The Vanguard Calvert Social Index Fund is still in registration with the SEC. The fund will be sold directly to investors.
"The timing was consistent with our sense that there was a need for the construction of a social index," said Barbara Krumsiek, president and CEO of Calvert, last week. The creation of such a social index was something that Krumsiek said she knew the firm should undertake from the day she assumed her position three years ago at Calvert. She said that other social indices will probably be developed in the future.
Calvert's market-cap-weighted social index will initially include 467 companies that have passed seven social screens. These screens include assessing a company's environmental, labor relations, human rights and animal welfare practices and policies. In order to be included among the firms in the Calvert Social Index, companies will also have to pass an assessment of their practices with regard to the rights of "indigenous peoples" - the newest social screening criteria which Calvert adopted last year.
To develop an index of socially-enlightened companies, Calvert's executives first decided on a universe of 1,000 of the largest publicly-traded companies as of last May from which to choose companies, Krumsiek said.
Then, each of these companies was put through Calvert's screening process.
"If they are not on the list, then they didn't pass muster," said Krumsiek.
Calvert expected the universe would be whittled down to about 550 companies for inclusion in the index, according to Krumsiek. But significant merger and acquisition activity last year further reduced the number of companies in the index.
Calvert will use the same process each September, beginning with the 1,000 largest public companies at that time, to reconstitute its social index, Krumsiek said.
But it will make quarterly changes in the index if Calvert deems it necessary, said Krumsiek. Only social issues will be cause for changes. A change in a company's financial condition, such as its failure to meet its earning projections, for example, will have no bearing on whether a company is dropped from the index, she said.

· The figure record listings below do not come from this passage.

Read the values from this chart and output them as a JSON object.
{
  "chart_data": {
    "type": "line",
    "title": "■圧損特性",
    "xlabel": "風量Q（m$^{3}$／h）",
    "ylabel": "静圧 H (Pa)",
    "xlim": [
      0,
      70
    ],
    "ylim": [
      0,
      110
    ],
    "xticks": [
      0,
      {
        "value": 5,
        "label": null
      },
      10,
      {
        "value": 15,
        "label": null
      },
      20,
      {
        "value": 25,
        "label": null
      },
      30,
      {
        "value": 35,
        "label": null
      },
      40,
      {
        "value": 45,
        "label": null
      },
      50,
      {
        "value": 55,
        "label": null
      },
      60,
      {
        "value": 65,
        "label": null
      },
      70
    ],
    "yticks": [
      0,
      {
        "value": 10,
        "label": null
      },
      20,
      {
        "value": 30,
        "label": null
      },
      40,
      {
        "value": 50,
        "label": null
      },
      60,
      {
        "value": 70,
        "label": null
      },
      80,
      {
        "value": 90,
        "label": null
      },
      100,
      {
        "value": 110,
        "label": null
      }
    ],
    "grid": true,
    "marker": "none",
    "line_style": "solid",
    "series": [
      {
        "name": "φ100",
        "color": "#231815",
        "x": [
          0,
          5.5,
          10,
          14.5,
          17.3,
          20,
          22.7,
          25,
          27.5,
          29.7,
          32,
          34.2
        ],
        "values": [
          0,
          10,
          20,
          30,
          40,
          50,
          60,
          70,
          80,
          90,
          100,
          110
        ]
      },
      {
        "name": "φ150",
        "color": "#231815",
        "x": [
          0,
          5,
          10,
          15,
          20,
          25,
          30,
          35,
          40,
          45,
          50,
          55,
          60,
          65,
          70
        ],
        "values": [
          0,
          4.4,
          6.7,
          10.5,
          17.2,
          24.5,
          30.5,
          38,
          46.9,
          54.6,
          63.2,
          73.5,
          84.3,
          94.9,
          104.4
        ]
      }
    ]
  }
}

There are already two socially-responsible indexes. The best known is the Domini 400 Social Index of 400 market-cap weighted companies assembled by Kinder, Lydenberg & Domini & Co. of Boston in 1990. Citizens Funds of Portsmouth, N.H. also developed a social index of 300 primarily large-cap socially-responsible companies in 1995. Both organizations created their own mutual funds to track their indices.
The Calvert index will have a more vigorous screening process than its peers, said Krumsiek. Also, the Calvert index does not include a fixed number of companies as do the Domini and Citizens indices.
Sector concentration was a concern for Calvert.
"Technology has emerged as a dominant sector in any market-cap weighted index," said Krumsiek. Tech stocks will constitute almost a third of the index initially, she said. To reduce the risk of sector concentration, Calvert built in automatic sector caps.
Calvert will limit any one sector to 40 percent, Krumsiek said. If any sector grows beyond that limit, Calvert will trim the index's position in each underlying company. Sector concentration will be reviewed yearly, Krumsiek said.
To provide shareholders with information about the companies in the index, Calvert will provide analyses of each company's proxy proposals on its website. The largest companies that make the index list will also be profiled at Calvert's site.
"Our intention is to provide enough information and data on indexed companies to have clout in the social arena," said Krumsiek.